Abstract
In this article, we present commands to enable fixing the value of the correlation between the unobservables in Heckman models. These commands can solve two practical issues. First, for situations in which a valid exclusion restriction is not available, these commands enable exploring how the results could be affected by sample-selection bias. Second, stepping through values of this correlation can verify whether the global maximum of the likelihood function has been found. We provide several commands to fit these and related models with a fixed value of the correlation between the unobservables.
Keywords
1 Introduction
Heckman’s (1976, 1978) work on sample-selection and endogenous treatment models has been widely used in applied research. Convincing identification of these models requires an exclusion restriction (often referred to as an “instrument”), that is, a variable that affects selection or treatment but not the outcome directly. For many applications, a valid exclusion restriction is not available. Without a valid exclusion, identification of the model is only possible through the distributional assumptions placed on the model.

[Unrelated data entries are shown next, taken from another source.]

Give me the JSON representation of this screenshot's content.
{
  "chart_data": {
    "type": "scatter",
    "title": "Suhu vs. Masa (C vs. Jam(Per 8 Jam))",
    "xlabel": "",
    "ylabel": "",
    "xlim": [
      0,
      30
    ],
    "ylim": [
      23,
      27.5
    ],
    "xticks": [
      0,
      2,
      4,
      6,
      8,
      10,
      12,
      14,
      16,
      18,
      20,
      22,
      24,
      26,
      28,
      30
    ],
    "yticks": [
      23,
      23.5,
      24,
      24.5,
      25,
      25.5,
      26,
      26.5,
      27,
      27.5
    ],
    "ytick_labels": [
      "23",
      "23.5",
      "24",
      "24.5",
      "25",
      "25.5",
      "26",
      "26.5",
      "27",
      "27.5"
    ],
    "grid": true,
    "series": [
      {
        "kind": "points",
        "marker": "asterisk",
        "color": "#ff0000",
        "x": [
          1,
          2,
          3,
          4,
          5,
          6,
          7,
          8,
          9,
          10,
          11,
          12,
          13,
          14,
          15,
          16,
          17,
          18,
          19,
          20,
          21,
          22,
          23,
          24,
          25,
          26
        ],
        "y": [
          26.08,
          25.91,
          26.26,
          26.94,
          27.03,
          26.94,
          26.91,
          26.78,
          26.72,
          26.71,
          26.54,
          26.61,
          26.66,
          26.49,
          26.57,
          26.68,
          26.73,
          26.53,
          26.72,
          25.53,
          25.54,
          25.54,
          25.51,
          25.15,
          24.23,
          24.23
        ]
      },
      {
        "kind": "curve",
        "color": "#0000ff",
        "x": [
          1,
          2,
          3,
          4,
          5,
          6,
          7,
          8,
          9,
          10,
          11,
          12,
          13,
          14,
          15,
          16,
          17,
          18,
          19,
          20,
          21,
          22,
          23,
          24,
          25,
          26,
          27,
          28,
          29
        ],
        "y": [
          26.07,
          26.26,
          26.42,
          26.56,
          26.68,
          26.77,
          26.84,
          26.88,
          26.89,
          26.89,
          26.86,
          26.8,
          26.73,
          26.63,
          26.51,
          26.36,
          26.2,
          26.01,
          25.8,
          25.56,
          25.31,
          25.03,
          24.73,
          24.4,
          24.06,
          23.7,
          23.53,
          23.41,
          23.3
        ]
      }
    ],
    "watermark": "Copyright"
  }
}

One approach to fitting a Heckman model without an exclusion restriction is to fix the value of the correlation between the unobservables in the selection and outcome equations (which we refer to as “rho”) at multiple plausible values. The idea is to treat rho as if it were unidentified rather than to identify it based on distributional assumptions. We can then see how the results are affected by the value of rho. As we discuss in the next section, we can think of rho as the degree of sample-selection bias. This approach was taken for endogenous treatment and sample-selection models by Altonji, Elder, and Taber (2005) and Chan and Cook (2020), respectively. Altonji, Elder, and Taber also propose using the correlation in observable characteristics to bound the possible values of the correlation in unobservable characteristics, which we do not discuss in this article.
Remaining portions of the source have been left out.